Iain King was one of the first 'stabads' to be deployed to a Helmand district in 2008. Working alongside military colleagues, the stabilisation adviser delivers at the grassroots in Helmand. As Iain King heads out on his latest deployment, we look at how stabilisation advisers have become a 'permanent fixture' in the Helmand landscape.

Iain King is a rarity. A SU planner and member of the Civilian Stabilisation Group, he has been deployed to more Forward Operating Bases than any other stabilisation adviser. Deployed to Musa Qala back in 2008, he can lay claim to the title of one of the first 'stabads' in the field. Two years on and the stabilisation adviser is a permanent fixture in the dusty heat of Helmand province. Iain, meanwhile, is heading back to where it all began.
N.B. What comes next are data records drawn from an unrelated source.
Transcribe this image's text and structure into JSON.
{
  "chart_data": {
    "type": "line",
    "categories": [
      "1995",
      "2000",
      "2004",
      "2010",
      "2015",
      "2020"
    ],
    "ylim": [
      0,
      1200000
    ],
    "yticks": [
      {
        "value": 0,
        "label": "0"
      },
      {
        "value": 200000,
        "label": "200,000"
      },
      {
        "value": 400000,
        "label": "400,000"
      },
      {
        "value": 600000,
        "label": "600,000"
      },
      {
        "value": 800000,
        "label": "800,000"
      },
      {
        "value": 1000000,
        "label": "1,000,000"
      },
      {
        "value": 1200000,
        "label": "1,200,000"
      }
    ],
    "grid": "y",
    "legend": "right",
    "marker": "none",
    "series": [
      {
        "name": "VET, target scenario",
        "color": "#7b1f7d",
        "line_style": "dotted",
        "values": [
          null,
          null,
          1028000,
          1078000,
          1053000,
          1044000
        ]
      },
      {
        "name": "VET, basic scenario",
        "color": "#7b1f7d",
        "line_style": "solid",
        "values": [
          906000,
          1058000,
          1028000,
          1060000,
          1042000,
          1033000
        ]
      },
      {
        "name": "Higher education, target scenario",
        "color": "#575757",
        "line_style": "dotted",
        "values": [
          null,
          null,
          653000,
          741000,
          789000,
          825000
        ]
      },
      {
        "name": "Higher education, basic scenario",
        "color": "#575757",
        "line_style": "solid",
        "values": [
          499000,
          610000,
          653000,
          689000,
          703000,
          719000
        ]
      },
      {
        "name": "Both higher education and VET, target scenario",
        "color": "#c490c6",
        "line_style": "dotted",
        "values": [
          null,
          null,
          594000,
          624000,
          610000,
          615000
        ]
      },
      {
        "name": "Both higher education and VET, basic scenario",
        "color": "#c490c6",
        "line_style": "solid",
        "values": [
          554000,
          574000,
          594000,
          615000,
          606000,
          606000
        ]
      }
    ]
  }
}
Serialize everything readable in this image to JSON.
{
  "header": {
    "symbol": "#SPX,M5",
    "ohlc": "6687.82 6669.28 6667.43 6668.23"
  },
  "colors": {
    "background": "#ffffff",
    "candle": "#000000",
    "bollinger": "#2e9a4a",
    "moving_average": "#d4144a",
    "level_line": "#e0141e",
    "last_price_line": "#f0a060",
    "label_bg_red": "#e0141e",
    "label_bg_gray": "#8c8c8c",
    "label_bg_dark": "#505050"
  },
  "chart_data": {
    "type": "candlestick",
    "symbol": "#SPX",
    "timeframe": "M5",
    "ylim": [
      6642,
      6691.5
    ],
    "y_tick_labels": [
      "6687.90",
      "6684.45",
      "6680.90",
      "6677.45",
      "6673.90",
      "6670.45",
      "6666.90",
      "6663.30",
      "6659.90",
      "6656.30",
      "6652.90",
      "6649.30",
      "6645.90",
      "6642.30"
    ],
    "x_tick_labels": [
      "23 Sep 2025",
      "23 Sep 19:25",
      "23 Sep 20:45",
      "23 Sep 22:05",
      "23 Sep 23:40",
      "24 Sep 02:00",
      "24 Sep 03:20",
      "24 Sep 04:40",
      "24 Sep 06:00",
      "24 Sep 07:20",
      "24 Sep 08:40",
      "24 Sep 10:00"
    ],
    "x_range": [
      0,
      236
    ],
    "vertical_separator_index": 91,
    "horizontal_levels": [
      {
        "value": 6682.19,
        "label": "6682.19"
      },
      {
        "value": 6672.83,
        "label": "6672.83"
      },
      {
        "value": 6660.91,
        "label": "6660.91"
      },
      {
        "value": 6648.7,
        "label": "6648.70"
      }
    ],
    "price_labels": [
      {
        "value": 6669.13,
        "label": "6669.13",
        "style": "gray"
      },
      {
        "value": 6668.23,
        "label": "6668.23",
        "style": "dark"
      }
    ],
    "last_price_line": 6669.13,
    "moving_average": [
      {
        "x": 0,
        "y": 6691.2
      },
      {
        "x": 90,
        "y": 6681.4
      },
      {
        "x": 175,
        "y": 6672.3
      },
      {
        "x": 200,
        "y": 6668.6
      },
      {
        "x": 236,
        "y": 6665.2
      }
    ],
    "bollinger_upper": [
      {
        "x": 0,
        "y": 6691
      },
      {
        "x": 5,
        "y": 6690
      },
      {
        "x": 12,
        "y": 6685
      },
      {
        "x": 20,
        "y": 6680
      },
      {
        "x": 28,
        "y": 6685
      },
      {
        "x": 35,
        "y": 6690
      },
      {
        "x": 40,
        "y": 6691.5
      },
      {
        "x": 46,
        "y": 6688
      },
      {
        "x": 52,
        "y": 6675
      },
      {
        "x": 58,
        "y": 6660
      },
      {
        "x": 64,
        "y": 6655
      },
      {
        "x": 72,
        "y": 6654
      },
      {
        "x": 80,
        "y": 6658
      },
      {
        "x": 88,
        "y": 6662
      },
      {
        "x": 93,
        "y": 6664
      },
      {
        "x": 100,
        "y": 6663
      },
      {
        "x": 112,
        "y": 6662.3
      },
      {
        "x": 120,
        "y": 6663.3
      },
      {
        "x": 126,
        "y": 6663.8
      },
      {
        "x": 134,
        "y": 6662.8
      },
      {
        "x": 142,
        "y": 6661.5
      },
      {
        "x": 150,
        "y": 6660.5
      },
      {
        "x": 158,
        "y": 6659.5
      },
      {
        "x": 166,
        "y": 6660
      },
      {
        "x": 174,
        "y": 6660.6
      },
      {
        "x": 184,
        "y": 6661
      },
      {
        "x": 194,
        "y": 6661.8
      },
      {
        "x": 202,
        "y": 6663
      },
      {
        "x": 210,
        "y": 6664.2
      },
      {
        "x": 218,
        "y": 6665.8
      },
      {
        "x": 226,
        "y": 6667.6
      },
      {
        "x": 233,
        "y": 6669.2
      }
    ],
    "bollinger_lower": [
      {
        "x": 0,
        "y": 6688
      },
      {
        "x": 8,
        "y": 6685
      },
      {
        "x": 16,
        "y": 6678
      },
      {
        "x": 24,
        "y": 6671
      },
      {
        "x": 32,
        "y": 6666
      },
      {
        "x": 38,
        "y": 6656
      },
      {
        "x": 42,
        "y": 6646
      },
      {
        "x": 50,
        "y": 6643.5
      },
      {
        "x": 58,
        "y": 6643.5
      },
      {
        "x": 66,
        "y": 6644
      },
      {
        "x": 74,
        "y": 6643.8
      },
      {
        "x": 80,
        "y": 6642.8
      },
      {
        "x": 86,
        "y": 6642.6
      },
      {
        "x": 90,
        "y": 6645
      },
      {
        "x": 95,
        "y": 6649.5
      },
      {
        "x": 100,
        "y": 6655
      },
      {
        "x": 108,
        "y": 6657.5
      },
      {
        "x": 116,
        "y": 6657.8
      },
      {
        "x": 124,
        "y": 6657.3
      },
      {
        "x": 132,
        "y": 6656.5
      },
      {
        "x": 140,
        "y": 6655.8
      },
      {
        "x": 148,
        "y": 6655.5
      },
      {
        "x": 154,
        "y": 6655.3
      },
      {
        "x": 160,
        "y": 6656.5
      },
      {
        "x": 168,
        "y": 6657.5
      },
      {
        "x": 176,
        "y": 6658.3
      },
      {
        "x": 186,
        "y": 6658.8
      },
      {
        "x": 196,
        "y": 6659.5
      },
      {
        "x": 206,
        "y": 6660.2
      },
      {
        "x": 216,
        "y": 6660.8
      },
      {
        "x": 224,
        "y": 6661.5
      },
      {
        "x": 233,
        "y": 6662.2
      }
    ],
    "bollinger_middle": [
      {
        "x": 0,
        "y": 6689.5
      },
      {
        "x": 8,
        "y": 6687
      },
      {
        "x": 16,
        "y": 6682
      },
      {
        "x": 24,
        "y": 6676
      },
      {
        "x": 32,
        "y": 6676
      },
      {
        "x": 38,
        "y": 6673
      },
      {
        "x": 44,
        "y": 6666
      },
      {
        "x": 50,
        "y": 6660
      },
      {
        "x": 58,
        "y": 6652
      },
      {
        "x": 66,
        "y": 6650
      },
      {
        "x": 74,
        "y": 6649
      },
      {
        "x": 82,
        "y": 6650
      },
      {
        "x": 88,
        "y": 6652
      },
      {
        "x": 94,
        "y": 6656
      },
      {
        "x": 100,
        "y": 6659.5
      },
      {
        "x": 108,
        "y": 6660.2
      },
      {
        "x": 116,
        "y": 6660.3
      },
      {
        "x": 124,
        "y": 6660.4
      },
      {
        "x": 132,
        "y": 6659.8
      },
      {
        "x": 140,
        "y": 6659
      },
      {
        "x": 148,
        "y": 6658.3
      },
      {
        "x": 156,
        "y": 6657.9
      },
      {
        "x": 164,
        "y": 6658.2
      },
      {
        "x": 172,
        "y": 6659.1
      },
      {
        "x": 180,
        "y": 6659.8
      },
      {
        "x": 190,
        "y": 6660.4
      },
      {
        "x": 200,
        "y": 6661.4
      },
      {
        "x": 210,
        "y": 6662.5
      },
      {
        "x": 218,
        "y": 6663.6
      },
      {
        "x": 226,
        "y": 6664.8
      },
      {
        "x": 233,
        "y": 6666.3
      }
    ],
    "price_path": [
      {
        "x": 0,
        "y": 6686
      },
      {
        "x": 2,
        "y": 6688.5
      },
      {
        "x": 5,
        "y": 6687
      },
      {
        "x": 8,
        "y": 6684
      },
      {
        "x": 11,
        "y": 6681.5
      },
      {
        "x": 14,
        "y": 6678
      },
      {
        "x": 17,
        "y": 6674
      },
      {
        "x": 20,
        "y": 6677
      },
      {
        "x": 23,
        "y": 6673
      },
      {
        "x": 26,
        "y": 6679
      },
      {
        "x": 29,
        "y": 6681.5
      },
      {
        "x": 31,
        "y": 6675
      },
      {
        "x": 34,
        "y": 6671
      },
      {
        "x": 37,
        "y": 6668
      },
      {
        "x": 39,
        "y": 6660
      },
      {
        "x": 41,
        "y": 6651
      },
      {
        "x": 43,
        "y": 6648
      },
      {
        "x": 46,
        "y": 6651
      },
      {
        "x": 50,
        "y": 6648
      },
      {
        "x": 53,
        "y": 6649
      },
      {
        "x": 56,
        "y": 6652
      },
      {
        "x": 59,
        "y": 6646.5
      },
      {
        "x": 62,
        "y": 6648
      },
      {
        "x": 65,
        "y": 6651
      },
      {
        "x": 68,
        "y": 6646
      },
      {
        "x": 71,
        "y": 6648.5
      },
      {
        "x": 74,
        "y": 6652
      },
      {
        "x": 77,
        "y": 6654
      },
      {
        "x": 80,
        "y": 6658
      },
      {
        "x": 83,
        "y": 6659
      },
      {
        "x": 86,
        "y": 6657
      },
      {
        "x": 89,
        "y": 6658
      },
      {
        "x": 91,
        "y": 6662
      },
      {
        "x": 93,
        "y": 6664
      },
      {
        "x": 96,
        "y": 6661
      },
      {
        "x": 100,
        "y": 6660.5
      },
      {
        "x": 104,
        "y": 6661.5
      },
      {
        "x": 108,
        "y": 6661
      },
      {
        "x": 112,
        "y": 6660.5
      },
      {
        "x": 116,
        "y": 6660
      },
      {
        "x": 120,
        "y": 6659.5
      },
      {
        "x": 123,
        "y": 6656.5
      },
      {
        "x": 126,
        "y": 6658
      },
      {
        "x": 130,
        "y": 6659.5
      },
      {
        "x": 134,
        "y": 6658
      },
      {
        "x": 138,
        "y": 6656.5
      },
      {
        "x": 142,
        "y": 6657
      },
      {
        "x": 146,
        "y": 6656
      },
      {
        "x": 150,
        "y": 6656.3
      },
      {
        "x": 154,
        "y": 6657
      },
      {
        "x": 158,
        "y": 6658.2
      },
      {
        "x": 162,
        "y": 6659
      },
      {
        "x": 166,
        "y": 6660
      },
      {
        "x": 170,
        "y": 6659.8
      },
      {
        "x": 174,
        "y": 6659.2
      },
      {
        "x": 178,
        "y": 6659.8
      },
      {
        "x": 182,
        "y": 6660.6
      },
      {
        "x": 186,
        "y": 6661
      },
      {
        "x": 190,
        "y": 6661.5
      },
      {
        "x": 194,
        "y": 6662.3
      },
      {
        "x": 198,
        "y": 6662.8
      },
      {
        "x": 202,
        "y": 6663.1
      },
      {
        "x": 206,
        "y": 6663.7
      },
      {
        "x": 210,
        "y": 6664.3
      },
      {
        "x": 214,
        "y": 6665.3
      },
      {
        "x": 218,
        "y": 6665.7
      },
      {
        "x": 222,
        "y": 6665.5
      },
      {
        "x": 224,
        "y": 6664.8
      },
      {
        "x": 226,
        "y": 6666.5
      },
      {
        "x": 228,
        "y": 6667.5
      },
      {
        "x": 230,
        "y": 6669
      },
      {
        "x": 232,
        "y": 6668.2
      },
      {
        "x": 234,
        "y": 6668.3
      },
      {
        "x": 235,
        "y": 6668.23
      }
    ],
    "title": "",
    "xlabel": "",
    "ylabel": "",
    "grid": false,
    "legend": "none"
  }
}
Iain King before a shuraIain has several abiding memories of his earlier experiences - a former opium store as an office, the warmth of Danish hospitality in Gereshk and taking tea on the side of the road before a shura in Nad-e-Ali. For him, "perception is key. You lead by example. It's about always considering the consequences of your actions."

The primary role of a stabilisation adviser is to act as a special adviser to the District Governor. Success is closely linked to the Governor's strength and effectiveness. Geography also plays its own unique role, "Some places, like Garmsir, have been blessed by geography which makes them easier to secure and stabilise; others, like Sangin, have it much harder".

Iain is sanguine about the qualities a stabilisation adviser needs, "There are really four P's to bear in mind: you have to adapt to people, to the physical environment, and the political environment; and you have to be prepared." For a stabilisation adviser adaptation is key. There is no set formula, no one-size-fits-all approach. It is more like a bespoke service adjusting to the very different challenges that appear in different locations.

Until December 2007, things were radically different. Experts in the PRT were the sole civilian actors in Helmand. Work in the districts was done on flying visits, quite literally –by Chinook. But there was an increased awareness that progress would be better served by deploying individuals on the ground in the districts. "Improving human relations was at the heart of this new approach," says Iain. The result was what he describes as "a better and more informed understanding of local politics and power dynamics".

The first stabad in Musa Qala was swiftly followed by the deployment of the first female stabad in neighbouring Sangin. Within weeks, other stabads were sent to Garmsir and Gereshk, followed by Babaji and Nad-e- Ali.

The stabilisation adviser is now an established feature in Helmand with one or two in each of the nine Forward Operating Bases. Since 2008, the number of other actors in the field has also proliferated, reflecting the importance of stabilisation to the mission in Afghanistan. In areas like Musa Qala, stabads are deployed alongside the US Marine Corps and US Civil Affairs teams. In Nad-e-Ali, they work with Military Stabilisation Support Teams. They are all linked into the PRT in Lashkar Gar.

Being a stabilisation adviser involves a certain appreciation of history. The past they say is a foreign land, but for King it is this 'acute awareness of the past' that provides a vital gateway to help Afghans move towards a positive future.